Fraudsters exploit COVID-19 concerns

Written on Nov 30, 2020

Tax industry experts say there is a heightened need for security as fraudsters are using COVID-19 as an avenue to scam taxpayers and tax preparers. New protections being offered by Security Summit partners in January can help protect people against tax-related identity theft.

The IRS said taxpayers must remain vigilant because of the constantly evolving threats and scams. There are thousands of variations of COVID-related scams, including many related to the economic stimulus payment by the IRS.

The IRS and Security Summit partners are sharing YouTube videos on security steps for taxpayers. The videos can be viewed or downloaded at Easy Steps to Protect Your Computer and Phone and Avoid Phishing Emails.

Employers also can share Publication 4524, Security Awareness for Taxpayers, with their employees and customers while tax professionals can share with clients.

The National Tax Security Awareness Week features basic security guidance for those most at-risk: individual taxpayers, business taxpayers and tax professionals. Highlights include:

Protect personal and financial information online

  • Use security software for computers and mobile phones – and keep it updated.
  • Avoid phishing scams, especially related to COVID-19 or Economic Impact Payments.
  • Use strong and unique passwords for all accounts.
  • Use multi-factor authentication whenever possible.
  • Shop only secure websites; Look for the "https" in web addresses and the padlock icon; avoid shopping on unsecured and public Wi-Fi in places like shopping malls.

Use multi-factor authentication

  • All tax software providers are offering multi-factor authentication options on products for both taxpayers and tax professionals.
  • Multi-factor authentication protects online accounts by requiring a second verification code in addition to your credentials (username and password). This second feature may be a code sent to your mobile phone, for example.
  • Multi-factor authentication provides a critical layer of protection for your online accounts.

Get an Identity Protection PIN

  • Starting in January, taxpayers who can verify their identities may now opt into the IRS IP PIN program. Here's what you need to know:
  • The Identity Protection PIN or IP PIN is a six-digit code known only to you and the IRS. It provides another layer of protection for taxpayers' Social Security numbers on tax returns.
  • Use the Get An Identity Protection PIN (IP PIN) tool at IRS.gov/ippin to see if the IP PIN is right for you and to immediately get an IP PIN.
  • Never share your IP PIN with anyone but your trusted tax provider.

Businesses at risk for identity theft

Most cyberattacks are aimed at small businesses with fewer than 100 employees.
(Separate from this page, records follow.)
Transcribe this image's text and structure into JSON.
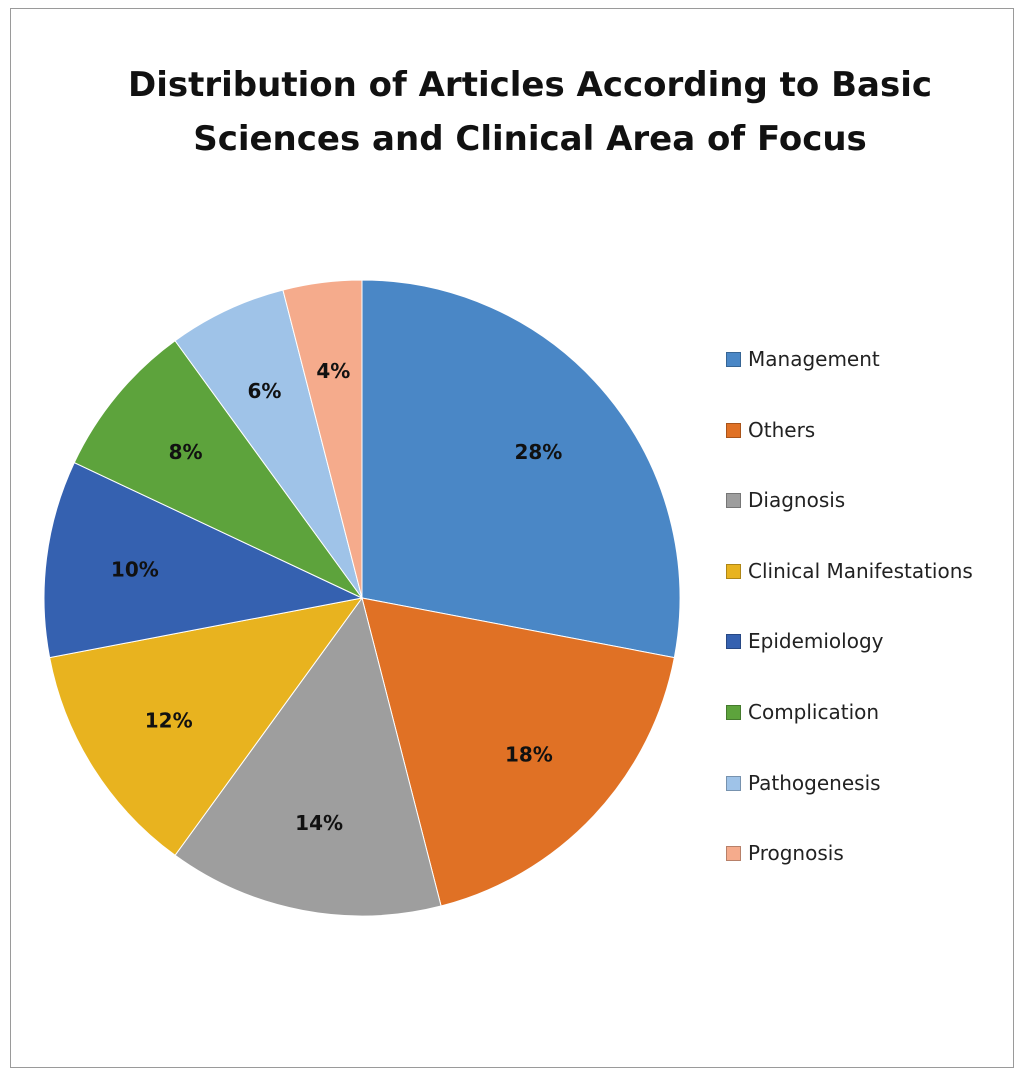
{
  "chart_data": {
    "type": "pie",
    "title": [
      "Distribution of Articles According to Basic",
      "Sciences and Clinical Area of Focus"
    ],
    "legend_position": "right",
    "slices": [
      {
        "label": "Management",
        "value": 28,
        "value_label": "28%",
        "color": "#4a87c6"
      },
      {
        "label": "Others",
        "value": 18,
        "value_label": "18%",
        "color": "#e07125"
      },
      {
        "label": "Diagnosis",
        "value": 14,
        "value_label": "14%",
        "color": "#9e9e9e"
      },
      {
        "label": "Clinical Manifestations",
        "value": 12,
        "value_label": "12%",
        "color": "#e8b31f"
      },
      {
        "label": "Epidemiology",
        "value": 10,
        "value_label": "10%",
        "color": "#3561b0"
      },
      {
        "label": "Complication",
        "value": 8,
        "value_label": "8%",
        "color": "#5da33c"
      },
      {
        "label": "Pathogenesis",
        "value": 6,
        "value_label": "6%",
        "color": "#9fc3e8"
      },
      {
        "label": "Prognosis",
        "value": 4,
        "value_label": "4%",
        "color": "#f5ab8c"
      }
    ]
  }
}
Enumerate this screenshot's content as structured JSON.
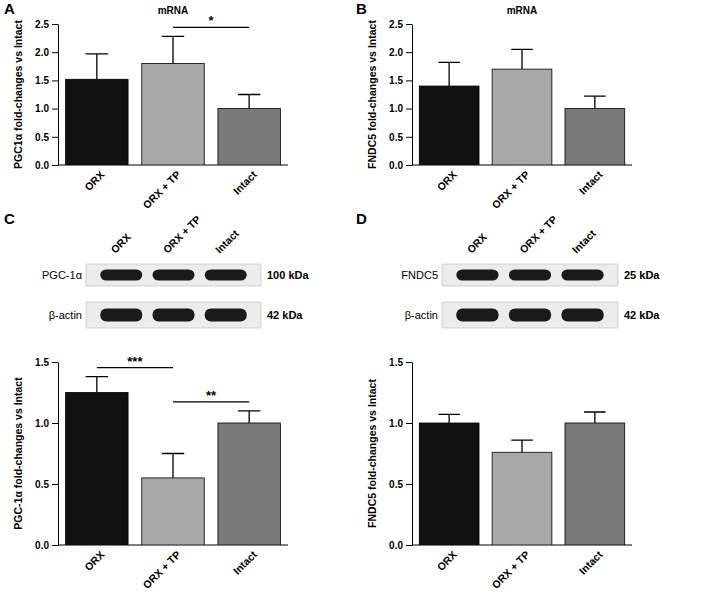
{
  "chart_data": [
    {
      "type": "bar",
      "panel": "A",
      "title": "mRNA",
      "y_label": "PGC1α fold-changes vs Intact",
      "categories": [
        "ORX",
        "ORX + TP",
        "Intact"
      ],
      "values": [
        1.52,
        1.8,
        1.0
      ],
      "errors": [
        0.45,
        0.48,
        0.25
      ],
      "colors": [
        "#111111",
        "#a9a9a9",
        "#7a7a7a"
      ],
      "ylim": [
        0,
        2.5
      ],
      "yticks": [
        {
          "value": 0,
          "label": "0.0"
        },
        {
          "value": 0.5,
          "label": "0.5"
        },
        {
          "value": 1,
          "label": "1.0"
        },
        {
          "value": 1.5,
          "label": "1.5"
        },
        {
          "value": 2,
          "label": "2.0"
        },
        {
          "value": 2.5,
          "label": "2.5"
        }
      ],
      "annotations": [
        {
          "text": "*",
          "between": [
            "ORX + TP",
            "Intact"
          ]
        }
      ]
    },
    {
      "type": "bar",
      "panel": "B",
      "title": "mRNA",
      "y_label": "FNDC5 fold-changes vs Intact",
      "categories": [
        "ORX",
        "ORX + TP",
        "Intact"
      ],
      "values": [
        1.4,
        1.7,
        1.0
      ],
      "errors": [
        0.42,
        0.35,
        0.22
      ],
      "colors": [
        "#111111",
        "#a9a9a9",
        "#7a7a7a"
      ],
      "ylim": [
        0,
        2.5
      ],
      "yticks": [
        {
          "value": 0,
          "label": "0.0"
        },
        {
          "value": 0.5,
          "label": "0.5"
        },
        {
          "value": 1,
          "label": "1.0"
        },
        {
          "value": 1.5,
          "label": "1.5"
        },
        {
          "value": 2,
          "label": "2.0"
        },
        {
          "value": 2.5,
          "label": "2.5"
        }
      ]
    },
    {
      "type": "bar",
      "panel": "C",
      "y_label": "PGC-1α fold-changes vs Intact",
      "blot": {
        "lanes": [
          "ORX",
          "ORX + TP",
          "Intact"
        ],
        "rows": [
          {
            "label": "PGC-1α",
            "size": "100 kDa"
          },
          {
            "label": "β-actin",
            "size": "42 kDa"
          }
        ]
      },
      "categories": [
        "ORX",
        "ORX + TP",
        "Intact"
      ],
      "values": [
        1.25,
        0.55,
        1.0
      ],
      "errors": [
        0.13,
        0.2,
        0.1
      ],
      "colors": [
        "#111111",
        "#a9a9a9",
        "#7a7a7a"
      ],
      "ylim": [
        0,
        1.5
      ],
      "yticks": [
        {
          "value": 0,
          "label": "0.0"
        },
        {
          "value": 0.5,
          "label": "0.5"
        },
        {
          "value": 1,
          "label": "1.0"
        },
        {
          "value": 1.5,
          "label": "1.5"
        }
      ],
      "annotations": [
        {
          "text": "***",
          "between": [
            "ORX",
            "ORX + TP"
          ]
        },
        {
          "text": "**",
          "between": [
            "ORX + TP",
            "Intact"
          ]
        }
      ]
    },
    {
      "type": "bar",
      "panel": "D",
      "y_label": "FNDC5 fold-changes vs Intact",
      "blot": {
        "lanes": [
          "ORX",
          "ORX + TP",
          "Intact"
        ],
        "rows": [
          {
            "label": "FNDC5",
            "size": "25 kDa"
          },
          {
            "label": "β-actin",
            "size": "42 kDa"
          }
        ]
      },
      "categories": [
        "ORX",
        "ORX + TP",
        "Intact"
      ],
      "values": [
        1.0,
        0.76,
        1.0
      ],
      "errors": [
        0.07,
        0.1,
        0.09
      ],
      "colors": [
        "#111111",
        "#a9a9a9",
        "#7a7a7a"
      ],
      "ylim": [
        0,
        1.5
      ],
      "yticks": [
        {
          "value": 0,
          "label": "0.0"
        },
        {
          "value": 0.5,
          "label": "0.5"
        },
        {
          "value": 1,
          "label": "1.0"
        },
        {
          "value": 1.5,
          "label": "1.5"
        }
      ]
    }
  ]
}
Here are are some details:

  • Learn about best security practices for small businesses.
  • IRS protective masking of sensitive information on business transcripts starts December 13.
  • A Business Identity Theft Affidavit – Form 14039-B – is now available for all businesses to report theft to the IRS.
  • Beware of various scams, especially the W-2 scam that attempts to steal employee income information.
  • Check out the "Business" section on IRS' Identity Theft Central at IRS.gov/identifytheft.

Tax professionals should review their safeguards

  • Deploy basic security measures.
  • Use multi-factor authentication to protect tax software accounts.
  • Create a Virtual Private Network if working remotely.
  • Create a written data security plan as required by law.
  • Know about phishing and phone scams, especially related to fake clients, COVID-19 and the Economic Impact Payments.
  • Create data security and data theft recovery plans.